One tonne of lignite extracted from Neyveli is sold for Rs 1,550 and the cost of production is around Rs 1,467. The central government has suddenly increased Green Tax from Rs 100 to Rs 400 per tonne. 68,820 tonnes of lignite are extracted from an acre of mine. For, extraction of lignite in one acre, the government is getting around Rs 2,75,40,000 as Green Tax. This loot has only increased the cost of production. Instead of discussing this with the government, the officials who secured the posts by kickbacks are using this situation to earn what they have given as kickback.

NLC has sold its surplus production to the nearest private 210MW thermal power company, cement factories. In 2015-2016, the corporation has sold 17.16 lakh tonnes of lignite and 43,18,541 tonnes of lignite are lying idle. Because of rise in price of lignite, private cement factories have stopped the purchase. During this period, Tamil Nadu and other states reduced their purchase from NLC, thereby forcing it to reduce the production.

Lakhs of tonnes of lignite which were under the earth after extraction was kept unused for years together, reducing them to ash. But the officials have never bothered about this. At the same time, in October 2015 the management awarded contract for Rs 26,29,74,450 to remove the overburden in mine-2. A similar contract was signed in June 2016 for mine-1.
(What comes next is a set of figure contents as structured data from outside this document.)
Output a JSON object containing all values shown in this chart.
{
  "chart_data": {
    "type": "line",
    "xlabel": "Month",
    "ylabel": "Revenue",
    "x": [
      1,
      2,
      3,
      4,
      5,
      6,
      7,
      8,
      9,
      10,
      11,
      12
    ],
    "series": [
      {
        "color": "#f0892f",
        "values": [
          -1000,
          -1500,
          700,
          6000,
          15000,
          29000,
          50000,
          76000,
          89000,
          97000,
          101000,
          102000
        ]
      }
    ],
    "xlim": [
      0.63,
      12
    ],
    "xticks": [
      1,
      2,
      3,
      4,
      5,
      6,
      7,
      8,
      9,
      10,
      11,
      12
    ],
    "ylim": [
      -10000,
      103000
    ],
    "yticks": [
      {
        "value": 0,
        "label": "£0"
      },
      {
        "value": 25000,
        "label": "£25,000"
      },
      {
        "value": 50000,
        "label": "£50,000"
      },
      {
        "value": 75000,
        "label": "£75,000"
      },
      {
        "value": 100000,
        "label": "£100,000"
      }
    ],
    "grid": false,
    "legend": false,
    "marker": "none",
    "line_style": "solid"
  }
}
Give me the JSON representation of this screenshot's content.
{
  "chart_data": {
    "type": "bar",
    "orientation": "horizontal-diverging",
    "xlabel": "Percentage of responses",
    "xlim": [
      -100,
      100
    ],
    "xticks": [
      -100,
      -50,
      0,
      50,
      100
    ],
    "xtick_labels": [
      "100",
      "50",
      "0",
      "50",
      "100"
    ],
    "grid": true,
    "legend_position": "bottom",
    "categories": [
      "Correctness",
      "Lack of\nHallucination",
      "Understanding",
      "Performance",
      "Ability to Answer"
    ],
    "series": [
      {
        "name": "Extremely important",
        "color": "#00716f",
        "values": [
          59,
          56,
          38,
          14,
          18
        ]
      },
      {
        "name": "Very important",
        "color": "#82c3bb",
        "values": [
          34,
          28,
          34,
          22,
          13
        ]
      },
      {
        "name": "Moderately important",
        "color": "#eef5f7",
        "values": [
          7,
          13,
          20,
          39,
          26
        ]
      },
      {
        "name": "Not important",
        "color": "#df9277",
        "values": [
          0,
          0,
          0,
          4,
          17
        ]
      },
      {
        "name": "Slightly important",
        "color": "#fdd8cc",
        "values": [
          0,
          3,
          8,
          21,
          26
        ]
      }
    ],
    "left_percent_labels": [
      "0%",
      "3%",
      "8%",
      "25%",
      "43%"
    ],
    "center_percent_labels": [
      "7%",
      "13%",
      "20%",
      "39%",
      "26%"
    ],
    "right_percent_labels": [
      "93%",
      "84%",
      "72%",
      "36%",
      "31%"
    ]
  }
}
It is a national loss and criminal act to award contract to remove overburden when the NLC itself is having all the high-end equipment, conveyors and machinery and modern technical experts to take care of such work. The parties who took the contract has no high-end equipment. This process will not help the corporation for production, but the higher officials are insisting on the same process. Thousands of tonnes of diesel get wasted. The use of diesel in dozers and dumpers emanate enormous CO2. This will cause severe pollution problems and lead to various diseases among the workers as well as the people around NLC.

Because of this contract, high-end equipment and machineries are being kept idle, thereby causing heavy losses to the national exchequer. This sort of act by awarding the contract, the officials show the inadequacy of knowledge and experience which leads to the loot of the government and PSU properties.

NLC, which is supposed to be a model employer, flouts all basic principles and rules of the Mines Act and is not giving minimum wages, not implementing safety measures as per the Mines Rule and the workers are treated as slaves. Moreover, the workers are allowed to stay in the mining area with the permission of the NLC management, which is against the Mines Act. The question arises as to why the mining safety inspector is silent on this very basic issue.

The government should scrap the contract which has a lot of discrepancies and take firm action against the erring officials who are involved in the shameful, anti-national act.